The George Clinical Scientific Leadership Team interviewed and surveyed nephrologists, considered to be key opinion leaders, in 32 countries worldwide between August - October 2023. Details regarding regulatory approval of SGLT2 inhibitors in non-diabetic kidney disease, and prescribing practices and cost reimbursement of SGLT2 inhibitors in the treatment of IgAN in each country were obtained.
The response rate was 75% (24/32 countries) with representation from four regions (Asia Pacific (APAC), Europe/Middle East (EMEA), North America (NA) and Latin America (LATAM)). Most responses were from APAC (10/24) and EMEA (10/24) countries, with nephrologists in two LATAM (2/24) and two NA (2/24) countries responding also.
Of the countries where nephrologists responded to the survey, 79% (19/24) reported regulatory approval of SGLT2 inhibitors for the treatment of non-diabetic kidney disease (Figure 1). However, in countries where the approval of SGLT2 inhibitors for the treatment of non-diabetic kidney disease were reported, their cost was only partially reimbursed by public health care systems for the treatment of IgAN in 47% (9/19) of countries, and not reimbursed at all in 26% (5/19) of countries. Full cost reimbursement varied from 0% of responding nephrologists in NA and LATAM to 14% in APAC and 50% in EMEA (Table 1).

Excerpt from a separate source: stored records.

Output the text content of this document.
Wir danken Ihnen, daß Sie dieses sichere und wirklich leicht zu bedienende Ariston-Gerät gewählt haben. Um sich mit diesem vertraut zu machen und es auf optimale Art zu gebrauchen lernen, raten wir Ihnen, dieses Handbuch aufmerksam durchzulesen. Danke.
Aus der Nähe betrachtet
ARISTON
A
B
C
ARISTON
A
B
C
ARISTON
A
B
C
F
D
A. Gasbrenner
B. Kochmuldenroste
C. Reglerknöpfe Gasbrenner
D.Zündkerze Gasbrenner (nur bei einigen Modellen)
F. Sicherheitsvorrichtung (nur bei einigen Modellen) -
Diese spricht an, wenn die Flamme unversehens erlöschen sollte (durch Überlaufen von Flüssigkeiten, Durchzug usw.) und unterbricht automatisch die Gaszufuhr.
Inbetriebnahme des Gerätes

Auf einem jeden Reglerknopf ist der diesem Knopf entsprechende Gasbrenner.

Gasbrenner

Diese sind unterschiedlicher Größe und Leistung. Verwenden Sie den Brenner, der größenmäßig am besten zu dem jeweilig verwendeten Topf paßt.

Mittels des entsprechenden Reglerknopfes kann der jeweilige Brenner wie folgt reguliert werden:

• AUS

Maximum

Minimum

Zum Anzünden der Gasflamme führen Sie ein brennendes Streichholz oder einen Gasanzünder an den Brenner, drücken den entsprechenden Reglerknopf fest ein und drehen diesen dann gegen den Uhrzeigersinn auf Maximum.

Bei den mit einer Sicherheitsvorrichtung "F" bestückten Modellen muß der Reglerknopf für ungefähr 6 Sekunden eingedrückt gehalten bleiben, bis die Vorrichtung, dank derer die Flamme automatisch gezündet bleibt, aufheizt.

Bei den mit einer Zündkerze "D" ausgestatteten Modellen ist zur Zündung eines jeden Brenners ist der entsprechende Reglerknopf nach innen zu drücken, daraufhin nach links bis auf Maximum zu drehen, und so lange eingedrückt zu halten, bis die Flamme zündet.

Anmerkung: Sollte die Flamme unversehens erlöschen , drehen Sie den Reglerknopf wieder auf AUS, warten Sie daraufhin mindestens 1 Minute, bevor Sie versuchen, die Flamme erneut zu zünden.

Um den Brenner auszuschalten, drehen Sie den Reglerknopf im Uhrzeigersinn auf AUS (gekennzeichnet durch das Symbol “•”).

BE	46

Table 1 – Reimbursement rates from countries reporting regulatory approval of SGLT2 inhibitors
Despite proven clinical benefits, regulatory approval for the use of SGLT2 inhibitors in non-diabetic kidney disease was not reported by nephrologists in all countries surveyed. Furthermore, in countries reporting regulatory approval, SGLT2 inhibitors were only partially reimbursed or not reimbursed at all for the treatment of IgAN in the majority of countries, which may significantly limit their accessibility for patients. Further work to be presented will detail clinical thresholds for reimbursement of SGLT2 inhibitor use in each country, and patterns of use in IgAN.